By the way, this is obviously not a complete list of foods that are harmful to pets. My suggestion is to do your research. Learn about foods that are good for your pets, as well as those that are harmful, and when in doubt, always contact your veterinarian.
Teach your dog not to counter surf! It’s a dangerous habit and one that’s easily broken with a little loving guidance.
It’s not just food that presents a danger to your pets in the kitchen. Be sure that items like batteries, cellophane, string, and cleaning supplies are out of your pet’s reach.

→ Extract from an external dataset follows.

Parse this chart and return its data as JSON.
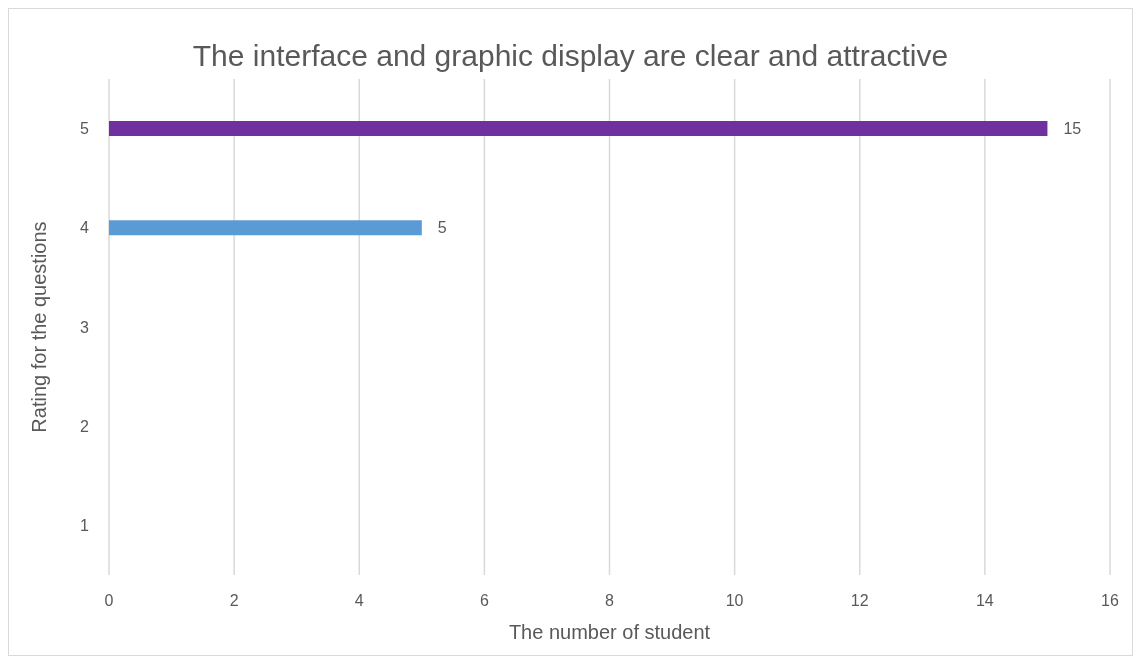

Use a covered garbage container to keep your pet safe from the stuff you throw away. Dogs, and even some cats, aren’t opposed to going through the trash in search of a treat, but so much of what’s found in our garbage could be deadly to them. Not to mention the danger of suffocation. A covered garbage container provides protection from a lot of things you want to keep your pet out of.
If your pet is extremely resourceful, experts advise installing child-safety latches on cabinet doors to keep pets out. In fact, most experts say that as you work to make your home safe for your pets, the best rule of thumb is to follow the same steps you’d use if you were child-proofing the space. Many of the same precautions that work for children will also keep your pet safe.
It’s so important to know what to do in the event of a poison emergency. The Pet Poison Hotline is available 24 hours a day, 7 days a week, and they’re just a phone call away.
As always, if you have questions about how to keep your pet safe at home, contact your veterinarian. Nothing can take the place of a good relationship with a trustworthy vet, and he’ll always be able to advise you on what’s best for your pet.